“You’ve got enough there to fill a boogie board, but here’s a letter to confirm it’s all legitimate in case you have problems at immigration”, the doctor half-joked to me today, referencing Schapelle Corby, as I went to get my vaccinations, ahead of my trip to Cambodia and Vietnam.
Minutes later, I was standing at the light rail at Town Hall on George Street, and one of the “street preachers” mentioned her name, though I missed the context. As you sit and wait at the light rail station, you miss half the sermons, as the trams pass you by. This can be a blessing.
Even so, it was odd to hear her name referenced twice in the space of thirty minutes. It was like being back in the mid-2000s all over again.
When I told the doctor where I was planning to visit, I emphasised we are on a package tour, and staying at “nice hotels”. He spoke about the importance of bottled water and avoiding ice. At first, I thought that was a drug reference, but of course, he was talking about frozen water.
He also mentioned the possibility of conditions like rabies and malaria. “That means we can have a gin and tonic every day and it’s therapeutic”, I joked in a message to the friends I’m travelling with.

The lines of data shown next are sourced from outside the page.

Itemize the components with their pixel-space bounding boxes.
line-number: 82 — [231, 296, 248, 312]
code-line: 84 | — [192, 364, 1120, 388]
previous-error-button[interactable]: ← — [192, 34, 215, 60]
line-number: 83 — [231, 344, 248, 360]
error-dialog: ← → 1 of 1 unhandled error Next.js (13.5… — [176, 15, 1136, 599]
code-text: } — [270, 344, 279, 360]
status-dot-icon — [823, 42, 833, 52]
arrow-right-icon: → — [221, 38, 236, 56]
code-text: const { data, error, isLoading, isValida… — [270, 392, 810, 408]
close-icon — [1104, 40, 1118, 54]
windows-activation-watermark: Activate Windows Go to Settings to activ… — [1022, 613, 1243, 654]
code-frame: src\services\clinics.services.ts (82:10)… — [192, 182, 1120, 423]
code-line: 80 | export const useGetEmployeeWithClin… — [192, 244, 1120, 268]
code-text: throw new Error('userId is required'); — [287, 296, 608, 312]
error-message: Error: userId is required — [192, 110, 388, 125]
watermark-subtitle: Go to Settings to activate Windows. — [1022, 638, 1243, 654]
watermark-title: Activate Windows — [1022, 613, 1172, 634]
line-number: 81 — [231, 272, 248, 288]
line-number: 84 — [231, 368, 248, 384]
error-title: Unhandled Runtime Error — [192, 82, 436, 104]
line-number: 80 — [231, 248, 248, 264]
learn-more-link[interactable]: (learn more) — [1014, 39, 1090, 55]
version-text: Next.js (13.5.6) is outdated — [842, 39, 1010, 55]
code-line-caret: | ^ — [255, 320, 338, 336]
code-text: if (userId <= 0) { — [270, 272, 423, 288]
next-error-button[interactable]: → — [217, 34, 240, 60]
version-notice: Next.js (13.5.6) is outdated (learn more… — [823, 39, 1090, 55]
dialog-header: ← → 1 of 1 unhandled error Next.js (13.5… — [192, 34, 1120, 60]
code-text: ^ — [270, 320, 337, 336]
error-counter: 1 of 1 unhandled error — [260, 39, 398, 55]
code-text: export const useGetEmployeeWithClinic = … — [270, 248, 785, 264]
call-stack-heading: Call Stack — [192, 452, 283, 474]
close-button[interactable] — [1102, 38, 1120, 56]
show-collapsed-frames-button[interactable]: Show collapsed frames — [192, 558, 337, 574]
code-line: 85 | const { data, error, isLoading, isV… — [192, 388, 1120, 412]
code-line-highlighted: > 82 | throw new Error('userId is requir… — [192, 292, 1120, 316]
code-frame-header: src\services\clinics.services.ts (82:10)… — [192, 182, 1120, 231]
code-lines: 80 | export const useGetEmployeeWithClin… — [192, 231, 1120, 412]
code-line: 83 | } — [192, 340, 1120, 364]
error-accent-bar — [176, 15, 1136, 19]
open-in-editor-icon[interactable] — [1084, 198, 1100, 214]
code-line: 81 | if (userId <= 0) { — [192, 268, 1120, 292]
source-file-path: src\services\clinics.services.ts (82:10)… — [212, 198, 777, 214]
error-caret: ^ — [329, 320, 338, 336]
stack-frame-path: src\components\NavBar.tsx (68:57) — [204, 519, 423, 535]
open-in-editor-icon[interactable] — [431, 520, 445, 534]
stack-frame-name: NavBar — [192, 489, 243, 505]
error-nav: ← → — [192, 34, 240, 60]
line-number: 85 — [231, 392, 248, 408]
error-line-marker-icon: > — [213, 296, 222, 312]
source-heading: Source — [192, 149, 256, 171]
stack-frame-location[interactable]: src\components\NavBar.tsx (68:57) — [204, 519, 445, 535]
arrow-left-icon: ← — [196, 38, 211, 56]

The doctor seemed most concerned about the visit to Siem Riep in Cambodia, though I neglected to ask him why. The travel advice explains it in further detail.
As a child, I had all the necessary injections. In the 1960s, I also remember visiting the travelling vans for TB (tuberculosis), and knew that an older family member had diptheria during the 1950s. Then when I was in my late teens I had some overseas travel injections, though I don’t recall what they were. I’m old enough to have seen the reality of conditions so vaccination makes sense to me. I’m a TOTAL VAXXER! Since then, it’s mostly the annual flu injection (and more recently COVID) that I’ve worried about.
When he asked me about recent travel-related injections, I admitted I’d had none. Most of my overseas travel has been “first world”, with the exception of India, South Africa and China. With that, he recommended injections for Typhoid, Hepatitis A, Diptheria and Tetanus.
Maybe he was upselling? Either way, it was bloody expensive. But at least I’ve had the shots, and feel a degree of protection. And, I have a bag full of pharmaceuticals ready to go, along with that important letter.